Yet some of us noted at the time that the NIE added, in a crucial footnote, that by “nuclear weapons program” it meant “weapon design and weaponization work and . . . uranium enrichment-related work,” rather than Iran’s “declared” nuclear facilities. The NIE’s main authors—including former intelligence official Tom Fingar and other internal critics of Bush Administration policies—downplayed this critical detail. Never mind that it was precisely Iran’s “declared” nuclear facilities that constituted the core element of any nuclear-weapons program.
Fast forward to the present, and it turns out the NIE was misleading even on its own terms: Iran did have a covert facility, perhaps for enrichment, and the intelligence community knew or at least strongly suspected it. We are also learning that the NIE’s judgment puts the U.S. intelligence community at odds with its counterparts in Britain, Germany and Israel, which have evidence to show that Iran resumed its weaponization work after 2003…

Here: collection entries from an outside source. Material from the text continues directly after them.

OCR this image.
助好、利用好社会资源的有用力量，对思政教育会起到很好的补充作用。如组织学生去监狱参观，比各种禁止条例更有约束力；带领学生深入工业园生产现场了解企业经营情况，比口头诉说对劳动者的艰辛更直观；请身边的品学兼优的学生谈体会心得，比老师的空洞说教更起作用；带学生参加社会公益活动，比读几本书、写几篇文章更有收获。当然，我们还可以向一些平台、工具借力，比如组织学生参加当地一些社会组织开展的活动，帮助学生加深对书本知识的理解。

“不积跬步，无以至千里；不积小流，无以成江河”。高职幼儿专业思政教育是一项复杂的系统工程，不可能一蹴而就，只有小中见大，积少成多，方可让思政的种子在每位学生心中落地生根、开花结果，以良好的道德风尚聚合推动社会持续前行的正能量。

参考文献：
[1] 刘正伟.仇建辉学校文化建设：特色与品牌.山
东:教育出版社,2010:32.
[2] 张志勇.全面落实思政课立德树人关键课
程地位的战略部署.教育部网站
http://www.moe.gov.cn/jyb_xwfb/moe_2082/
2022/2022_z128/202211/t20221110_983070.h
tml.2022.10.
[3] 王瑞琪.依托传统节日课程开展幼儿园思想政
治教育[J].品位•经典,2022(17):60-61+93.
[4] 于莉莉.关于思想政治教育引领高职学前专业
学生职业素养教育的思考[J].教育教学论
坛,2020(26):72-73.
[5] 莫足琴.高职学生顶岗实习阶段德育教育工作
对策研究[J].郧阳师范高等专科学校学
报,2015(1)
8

It’s of course possible that the U.S. has it right and everyone else has it wrong. But given the stakes if Iran does get the bomb, and given everything we know about Iran’s history of deception, the obligation of intelligence agencies is not to issue politically skewed “estimates” that derail U.S. policy to stop the Iranian program. Getting it wrong on Iran—the most crucial intelligence question of the decade—would be no small footnote in the CIA’s history of intelligence blunders.